Maybe because before you were weak and unstable and now you are strong and firm. If once your heart was afraid of the fight, now it welcomes it with delight; if it feared pain now it uses it as an instrument to inspire many good deeds. “Oh sister, I’m so happy! …” the soldier doesn’t finish his phrase; his voice is broken by the sobs. He cries like a child, and little by little he calms down, becoming serene. He looks forward to the general, the iron man with the golden heart that he has so often admired. And the commander finally enters, accompanied by several officers, approaches the beds of patients and has a word of praise for everyone, words of affectionate encouragement. And since the honour and pride of having given so much prevent you from looking with regret at the cruel consequences of what you gave away, I hope with all my heart that those who you love and those who love you, will understand and help you to stay proud, serene and strong, like today, and prevent you from regretting, even remotely, the happiness of seeing and enjoying life like everyone else. Let this strong and blessed glory be the beacon of light not only of your whole life, but also of all the youth of Italy, now and forever over the centuries. And he feels this form that sublimates him, and contemplates him in the darkness of its endless night.

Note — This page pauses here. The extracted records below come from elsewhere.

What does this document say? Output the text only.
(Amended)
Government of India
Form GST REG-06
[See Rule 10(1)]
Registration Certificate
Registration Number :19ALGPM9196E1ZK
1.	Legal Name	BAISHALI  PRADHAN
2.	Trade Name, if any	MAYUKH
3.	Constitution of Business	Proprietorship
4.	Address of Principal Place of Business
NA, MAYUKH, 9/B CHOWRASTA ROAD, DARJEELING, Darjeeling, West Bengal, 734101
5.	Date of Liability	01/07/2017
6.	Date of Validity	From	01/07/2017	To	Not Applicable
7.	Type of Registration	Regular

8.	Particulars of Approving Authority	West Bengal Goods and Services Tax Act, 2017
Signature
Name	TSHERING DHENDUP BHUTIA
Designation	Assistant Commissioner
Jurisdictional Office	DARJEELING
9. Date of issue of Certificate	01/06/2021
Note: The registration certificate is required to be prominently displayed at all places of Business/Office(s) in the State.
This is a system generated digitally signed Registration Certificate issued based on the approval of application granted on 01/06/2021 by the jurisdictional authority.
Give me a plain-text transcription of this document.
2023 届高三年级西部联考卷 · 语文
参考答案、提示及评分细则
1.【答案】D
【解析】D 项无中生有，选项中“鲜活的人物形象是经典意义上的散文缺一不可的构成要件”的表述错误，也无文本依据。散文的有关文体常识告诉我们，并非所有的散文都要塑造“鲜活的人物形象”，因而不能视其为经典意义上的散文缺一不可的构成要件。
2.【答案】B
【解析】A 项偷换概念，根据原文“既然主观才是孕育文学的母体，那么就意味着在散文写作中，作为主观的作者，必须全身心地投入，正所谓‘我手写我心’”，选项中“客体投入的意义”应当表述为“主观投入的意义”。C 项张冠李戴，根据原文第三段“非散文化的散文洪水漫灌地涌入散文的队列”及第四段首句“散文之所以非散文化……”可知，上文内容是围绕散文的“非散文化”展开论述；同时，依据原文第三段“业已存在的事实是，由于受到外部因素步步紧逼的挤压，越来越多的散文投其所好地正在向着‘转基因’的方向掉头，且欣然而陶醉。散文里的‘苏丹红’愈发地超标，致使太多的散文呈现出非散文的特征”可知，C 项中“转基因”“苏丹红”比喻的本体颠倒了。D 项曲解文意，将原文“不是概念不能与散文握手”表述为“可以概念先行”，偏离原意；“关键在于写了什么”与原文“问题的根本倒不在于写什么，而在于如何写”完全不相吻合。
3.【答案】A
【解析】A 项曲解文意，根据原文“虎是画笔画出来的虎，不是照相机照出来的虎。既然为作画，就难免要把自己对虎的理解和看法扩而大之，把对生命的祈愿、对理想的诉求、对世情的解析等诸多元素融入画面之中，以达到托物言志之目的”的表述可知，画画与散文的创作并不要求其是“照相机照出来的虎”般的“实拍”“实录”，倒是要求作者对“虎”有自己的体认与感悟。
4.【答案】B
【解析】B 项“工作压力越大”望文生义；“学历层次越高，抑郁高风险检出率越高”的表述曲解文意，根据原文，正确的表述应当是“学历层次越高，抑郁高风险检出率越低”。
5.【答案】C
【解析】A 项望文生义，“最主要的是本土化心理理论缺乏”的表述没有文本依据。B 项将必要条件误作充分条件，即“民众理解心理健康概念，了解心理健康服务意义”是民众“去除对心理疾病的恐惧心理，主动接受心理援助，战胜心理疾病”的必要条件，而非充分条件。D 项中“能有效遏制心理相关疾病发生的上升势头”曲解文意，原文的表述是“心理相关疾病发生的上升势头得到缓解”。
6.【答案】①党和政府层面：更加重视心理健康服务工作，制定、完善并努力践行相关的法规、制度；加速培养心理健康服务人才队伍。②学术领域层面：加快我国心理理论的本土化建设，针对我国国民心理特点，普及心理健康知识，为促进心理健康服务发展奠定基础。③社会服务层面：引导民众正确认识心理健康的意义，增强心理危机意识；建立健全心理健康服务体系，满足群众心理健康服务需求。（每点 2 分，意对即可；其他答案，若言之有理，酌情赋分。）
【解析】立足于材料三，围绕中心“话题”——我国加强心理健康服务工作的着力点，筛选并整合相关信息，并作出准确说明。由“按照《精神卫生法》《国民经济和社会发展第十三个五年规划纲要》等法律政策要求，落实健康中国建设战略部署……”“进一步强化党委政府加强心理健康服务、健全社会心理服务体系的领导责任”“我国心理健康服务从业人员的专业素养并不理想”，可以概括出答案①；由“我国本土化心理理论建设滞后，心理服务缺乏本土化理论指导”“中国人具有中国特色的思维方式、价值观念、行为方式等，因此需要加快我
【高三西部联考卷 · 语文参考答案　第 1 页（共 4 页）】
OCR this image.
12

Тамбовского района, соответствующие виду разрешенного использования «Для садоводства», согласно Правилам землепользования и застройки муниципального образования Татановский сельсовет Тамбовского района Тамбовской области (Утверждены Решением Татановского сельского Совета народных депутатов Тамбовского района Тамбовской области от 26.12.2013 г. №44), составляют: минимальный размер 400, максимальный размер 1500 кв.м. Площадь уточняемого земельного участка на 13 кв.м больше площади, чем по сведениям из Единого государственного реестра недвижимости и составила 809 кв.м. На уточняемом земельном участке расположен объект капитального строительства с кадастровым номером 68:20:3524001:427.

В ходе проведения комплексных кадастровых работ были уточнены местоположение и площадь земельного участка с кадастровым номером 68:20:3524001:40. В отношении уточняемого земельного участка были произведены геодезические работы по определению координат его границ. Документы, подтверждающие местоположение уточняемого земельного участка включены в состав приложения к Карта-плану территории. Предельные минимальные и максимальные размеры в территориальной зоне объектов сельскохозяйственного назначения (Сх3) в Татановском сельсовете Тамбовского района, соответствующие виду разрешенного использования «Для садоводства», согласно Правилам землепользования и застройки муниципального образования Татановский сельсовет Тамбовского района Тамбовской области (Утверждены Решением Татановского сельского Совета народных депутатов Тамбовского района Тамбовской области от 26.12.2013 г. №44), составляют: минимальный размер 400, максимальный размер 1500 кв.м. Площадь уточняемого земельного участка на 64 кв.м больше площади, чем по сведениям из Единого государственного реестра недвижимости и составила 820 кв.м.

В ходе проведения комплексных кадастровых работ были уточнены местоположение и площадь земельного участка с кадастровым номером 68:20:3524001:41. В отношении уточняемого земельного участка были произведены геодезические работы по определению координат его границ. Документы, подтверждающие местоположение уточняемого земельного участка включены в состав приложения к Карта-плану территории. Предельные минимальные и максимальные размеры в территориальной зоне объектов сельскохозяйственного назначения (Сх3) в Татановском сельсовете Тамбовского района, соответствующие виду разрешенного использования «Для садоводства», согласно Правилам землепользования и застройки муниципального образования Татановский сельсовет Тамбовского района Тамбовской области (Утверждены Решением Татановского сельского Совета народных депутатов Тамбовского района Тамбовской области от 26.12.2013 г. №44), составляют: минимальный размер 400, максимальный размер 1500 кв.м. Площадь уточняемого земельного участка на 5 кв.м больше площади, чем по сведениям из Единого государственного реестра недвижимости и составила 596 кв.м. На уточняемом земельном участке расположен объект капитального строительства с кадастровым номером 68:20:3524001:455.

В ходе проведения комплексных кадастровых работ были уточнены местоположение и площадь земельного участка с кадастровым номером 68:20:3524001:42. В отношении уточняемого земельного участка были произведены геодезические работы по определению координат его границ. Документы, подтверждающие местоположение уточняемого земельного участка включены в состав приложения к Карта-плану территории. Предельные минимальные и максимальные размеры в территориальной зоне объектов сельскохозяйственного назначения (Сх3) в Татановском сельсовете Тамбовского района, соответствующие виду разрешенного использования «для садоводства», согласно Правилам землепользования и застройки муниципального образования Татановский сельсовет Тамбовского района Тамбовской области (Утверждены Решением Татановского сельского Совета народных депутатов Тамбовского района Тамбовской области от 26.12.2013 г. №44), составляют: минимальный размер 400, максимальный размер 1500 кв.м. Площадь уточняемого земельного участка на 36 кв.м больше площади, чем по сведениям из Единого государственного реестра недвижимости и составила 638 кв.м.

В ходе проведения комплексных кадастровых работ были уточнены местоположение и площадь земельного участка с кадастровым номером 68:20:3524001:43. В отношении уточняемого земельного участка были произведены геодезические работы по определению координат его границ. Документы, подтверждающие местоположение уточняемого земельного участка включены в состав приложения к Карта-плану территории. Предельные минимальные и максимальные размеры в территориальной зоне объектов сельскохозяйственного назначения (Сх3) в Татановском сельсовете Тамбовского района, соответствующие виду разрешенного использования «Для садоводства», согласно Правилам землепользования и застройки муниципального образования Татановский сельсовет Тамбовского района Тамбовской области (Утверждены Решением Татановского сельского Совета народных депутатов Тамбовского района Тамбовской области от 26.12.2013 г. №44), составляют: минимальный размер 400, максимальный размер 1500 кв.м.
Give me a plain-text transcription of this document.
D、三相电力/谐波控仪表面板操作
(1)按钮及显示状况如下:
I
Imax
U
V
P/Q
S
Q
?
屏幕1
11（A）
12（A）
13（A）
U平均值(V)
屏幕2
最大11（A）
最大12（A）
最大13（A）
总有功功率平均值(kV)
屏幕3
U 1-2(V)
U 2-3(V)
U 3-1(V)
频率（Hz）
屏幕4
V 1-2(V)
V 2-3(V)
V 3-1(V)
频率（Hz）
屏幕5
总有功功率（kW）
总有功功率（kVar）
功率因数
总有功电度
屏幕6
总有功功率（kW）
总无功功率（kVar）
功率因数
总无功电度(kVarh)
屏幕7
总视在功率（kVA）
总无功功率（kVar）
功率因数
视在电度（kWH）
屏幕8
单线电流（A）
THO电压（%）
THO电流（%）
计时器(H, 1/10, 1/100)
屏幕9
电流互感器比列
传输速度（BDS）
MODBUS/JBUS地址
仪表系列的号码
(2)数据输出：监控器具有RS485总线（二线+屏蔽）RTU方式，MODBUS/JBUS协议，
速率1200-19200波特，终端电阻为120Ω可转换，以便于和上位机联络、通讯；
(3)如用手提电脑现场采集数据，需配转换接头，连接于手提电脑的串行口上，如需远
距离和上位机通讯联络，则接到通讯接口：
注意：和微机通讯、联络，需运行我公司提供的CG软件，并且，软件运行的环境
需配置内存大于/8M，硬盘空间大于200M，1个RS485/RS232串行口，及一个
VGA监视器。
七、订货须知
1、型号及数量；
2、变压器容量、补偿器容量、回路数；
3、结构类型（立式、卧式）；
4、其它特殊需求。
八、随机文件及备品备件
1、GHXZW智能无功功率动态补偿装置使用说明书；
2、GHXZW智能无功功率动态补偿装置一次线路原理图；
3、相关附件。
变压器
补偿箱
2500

How many hearts, through the suffering.

they felt, will abandon vain affections, will suffocate vulgar feelings, because the pain improves the man, extinguishes the bad germs in him. Never before has there been such an unselfish competition to help those who suffer more than us like there is today, when we are all, in one way or another, affected by pain. It is the pain that makes us better, that healthy pain that makes everyone stronger and that, increasing the ranks of our heroes, makes the Italian people grander and more glorious.